Der Himmel schien diesen Wunsch anfangs zu erhören. Sie erreichten ohne Hinderniß den zum Einschiffen bestimmten Ort. Die Nacht war finster, aber windstill, die Küste schien ganz verödet.
Der Führer klatschte in die Hände.
»Hier sollte er uns erwarten,« sagte er.
»Saperlot!« sagte van Naarvaessen ungeduldig.
»Weißt Du gewiß, daß es der rechte Ort ist?« fragte Elim.
»Ganz gewiß,« antwortete der Führer.
Man ging einige Schritte an der Küste hin, aber man fand weder Fischer noch Boot.
Van Naarvaessen verlor die Geduld ; ein Wortbruch war für ihn schlimmer als ein Diebstahl.
»Saperlot!« sagte er aufgebracht, »ich werde die Schufte prügeln. Es ist eine Schande, das Geld zu nehmen und nicht pünktlich zu sein. Ich will ihnen die Hölle so heiß machen, daß meine Ducaten in ihren Taschen schmelzen sollen. Die verwünschten Trunkenbolde! ich wette, daß sie in der Schenke sitzen.«
Aber aller Aerger nutzte nichts. Die Lage Elims und seiner Matrosen wurde mit jedem Augenblicke mißlicher.
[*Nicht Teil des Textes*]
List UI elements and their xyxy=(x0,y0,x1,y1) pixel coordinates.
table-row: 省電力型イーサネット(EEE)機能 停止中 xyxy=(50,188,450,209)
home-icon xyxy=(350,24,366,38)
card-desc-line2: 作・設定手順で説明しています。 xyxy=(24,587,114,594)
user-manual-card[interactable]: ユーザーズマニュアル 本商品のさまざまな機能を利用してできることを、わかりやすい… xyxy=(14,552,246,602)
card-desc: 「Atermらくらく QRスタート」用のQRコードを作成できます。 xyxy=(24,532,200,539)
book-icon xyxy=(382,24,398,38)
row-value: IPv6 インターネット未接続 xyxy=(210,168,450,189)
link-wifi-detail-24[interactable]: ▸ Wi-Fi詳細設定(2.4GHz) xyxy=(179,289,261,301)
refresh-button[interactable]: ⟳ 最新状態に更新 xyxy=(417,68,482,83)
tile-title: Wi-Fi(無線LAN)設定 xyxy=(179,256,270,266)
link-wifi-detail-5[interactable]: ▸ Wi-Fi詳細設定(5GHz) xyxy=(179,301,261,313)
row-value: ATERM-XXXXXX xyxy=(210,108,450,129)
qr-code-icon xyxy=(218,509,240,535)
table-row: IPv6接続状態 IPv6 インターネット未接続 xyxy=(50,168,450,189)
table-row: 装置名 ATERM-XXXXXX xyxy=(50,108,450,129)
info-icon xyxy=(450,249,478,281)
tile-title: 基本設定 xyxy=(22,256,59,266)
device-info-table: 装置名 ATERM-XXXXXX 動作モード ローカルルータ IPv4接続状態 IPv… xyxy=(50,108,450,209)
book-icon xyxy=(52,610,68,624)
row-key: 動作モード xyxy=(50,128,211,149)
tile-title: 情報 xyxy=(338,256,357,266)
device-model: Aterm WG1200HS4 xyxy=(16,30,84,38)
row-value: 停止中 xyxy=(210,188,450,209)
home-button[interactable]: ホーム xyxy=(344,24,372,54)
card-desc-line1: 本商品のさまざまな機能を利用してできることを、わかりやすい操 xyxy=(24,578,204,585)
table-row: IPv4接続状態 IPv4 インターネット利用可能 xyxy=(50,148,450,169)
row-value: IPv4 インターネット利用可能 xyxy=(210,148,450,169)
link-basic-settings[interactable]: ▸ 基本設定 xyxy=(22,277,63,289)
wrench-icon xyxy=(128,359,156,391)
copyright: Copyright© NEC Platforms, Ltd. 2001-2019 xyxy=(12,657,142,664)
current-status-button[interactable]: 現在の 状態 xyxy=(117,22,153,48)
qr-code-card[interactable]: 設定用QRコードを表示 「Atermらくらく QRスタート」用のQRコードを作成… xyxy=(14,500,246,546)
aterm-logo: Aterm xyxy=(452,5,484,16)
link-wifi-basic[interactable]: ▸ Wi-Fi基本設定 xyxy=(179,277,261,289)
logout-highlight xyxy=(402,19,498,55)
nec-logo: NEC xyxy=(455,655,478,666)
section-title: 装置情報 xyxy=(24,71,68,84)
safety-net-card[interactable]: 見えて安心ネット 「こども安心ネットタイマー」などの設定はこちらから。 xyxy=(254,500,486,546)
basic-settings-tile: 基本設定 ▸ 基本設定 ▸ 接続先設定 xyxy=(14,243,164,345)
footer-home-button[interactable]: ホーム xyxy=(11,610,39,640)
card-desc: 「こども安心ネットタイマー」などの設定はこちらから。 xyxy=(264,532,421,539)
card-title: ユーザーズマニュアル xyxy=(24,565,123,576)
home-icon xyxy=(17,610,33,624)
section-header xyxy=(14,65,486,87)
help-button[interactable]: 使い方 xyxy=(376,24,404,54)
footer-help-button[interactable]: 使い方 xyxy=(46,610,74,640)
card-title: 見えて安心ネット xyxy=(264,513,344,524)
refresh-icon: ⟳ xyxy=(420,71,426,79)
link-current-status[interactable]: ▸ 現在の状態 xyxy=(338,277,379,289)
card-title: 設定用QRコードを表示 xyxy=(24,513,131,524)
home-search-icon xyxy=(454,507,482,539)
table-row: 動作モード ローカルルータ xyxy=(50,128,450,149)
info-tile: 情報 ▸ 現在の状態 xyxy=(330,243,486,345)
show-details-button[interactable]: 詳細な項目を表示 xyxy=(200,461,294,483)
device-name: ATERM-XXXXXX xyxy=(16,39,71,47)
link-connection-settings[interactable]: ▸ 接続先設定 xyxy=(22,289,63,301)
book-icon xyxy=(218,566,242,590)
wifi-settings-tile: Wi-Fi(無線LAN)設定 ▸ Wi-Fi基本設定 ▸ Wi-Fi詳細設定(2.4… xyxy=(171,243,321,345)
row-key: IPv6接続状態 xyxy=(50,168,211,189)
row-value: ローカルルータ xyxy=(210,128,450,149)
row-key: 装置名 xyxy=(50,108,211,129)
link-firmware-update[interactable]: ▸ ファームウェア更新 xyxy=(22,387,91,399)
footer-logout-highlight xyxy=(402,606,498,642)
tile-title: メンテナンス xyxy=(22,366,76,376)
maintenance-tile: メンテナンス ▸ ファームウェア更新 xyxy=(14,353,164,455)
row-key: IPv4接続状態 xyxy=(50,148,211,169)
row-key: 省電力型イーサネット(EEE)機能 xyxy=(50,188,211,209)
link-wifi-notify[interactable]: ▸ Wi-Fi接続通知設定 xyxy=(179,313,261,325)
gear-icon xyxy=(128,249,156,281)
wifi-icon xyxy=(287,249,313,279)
Der Fabrikherr schickte den Führer auf Elims Pferde in das zur Linken liegende Dorf, um Kundschaft einzuziehen, während er selbst sich zu der Hütte des Fischers begab.
Unterdessen blieb Elim mit seinen Matrosen zurück. Er glaubte auch nicht müßig bleiben zu dürfen. Er ging an der Küste fort, in der Erwartung, das Boot, welches sie aufnehmen sollte, irgendwo aufzufinden, oder vielleicht ein anderes zu miethen.
Als er sich der Stelle näherte, wo ihn der Sturm an’s Land geworfen hatte, bemerkte er einen weißen Gegenstand.
Er klopfte Jurko, der ihm folgte, auf die Schulter und zeigte mit der Hand auf den Gegenstand, der seine Aufmerksamkeit erregte.
»Siehst Du?« fragte er.
»Wenn ich nicht gewiß wüßte, daß unser Boot braun ist, Herr Lieutenant, so würde ich sagen, es sei aus dem Meere hervorgekrochen, wie ein Seekalb, und liege auf dem Strande. Aber es ist ein anderes.«
»Still, Kinder!« mahnte Elim, »auch dünkt, ich sehe Leute dort liegen.«
»Sie liegen nicht nur, sondern schlafen,« setzte einer der Matrosen hinzu; »ich höre sie schnarchen.«
»Und keine Schildwachen!« sagte Elim erfreut.
»Keine Schildwachen,« antworteten die Matrosen.
»Wenn das ist,« sagte Elim leise, »so wollen wir sie umzingeln und gefangen nehmen. Aber wir wollen nur im äußersten Nothfalle Blut vergießen.«
Die Matrosen trennten sich, umringten die kleine Barke und fielen über die Schläfer her. Sie wurden gebunden und geknebelt, ehe sie erwachten.
Man nahm einem von ihnen, der den Befehl zu führen schien, das Tuch vom Munde weg.
»Wer seid Ihr?« fragte Elim in deutscher Sprache.
»Wir sind holländische Zollwächter,« antwortete der Gefangene.
»Wer ist der Capitän?«
»Herr Montane.«
»Ein alter Bekannter Was machet Ihr hier?«
»Ich weiß es nicht; Vier von uns haben auf Befehl des Capitäns einen Streifzug in’s Land gemacht, und wir sind zur Bewachung des Bootes zurückgeblieben.«
»Ich danke Euch, daß Ihr es für uns in Bereitschaft gehalten habt,« sagte Elim.
»Herr Lieutenant,« sagte Jurko, »das Boot ist im Wasser und erwartet nur Sie.«
»Trage diesen Mann und die Waffen in’s Boot,« sagte Elim; »die Anderen können bleiben wo sie sind. Wenn der Capitän Montane kommt, so sind wir wahrscheinlich schon weit entfernt. – Es ist also Alles bereit, Jurko?«
»Ja, Herr Lieutenant.«
»Dann verrichtet euer Gebet und ergreifet die Ruder.«
Das Gebet war beendet, die Ruder waren aufgehoben , als Elim in der Ferne einen leisen Ruf zu hören glaubte.
»Stoi!« sagte er zu Jurko, indem er die Hand auf die Schulter des Matrosen legte.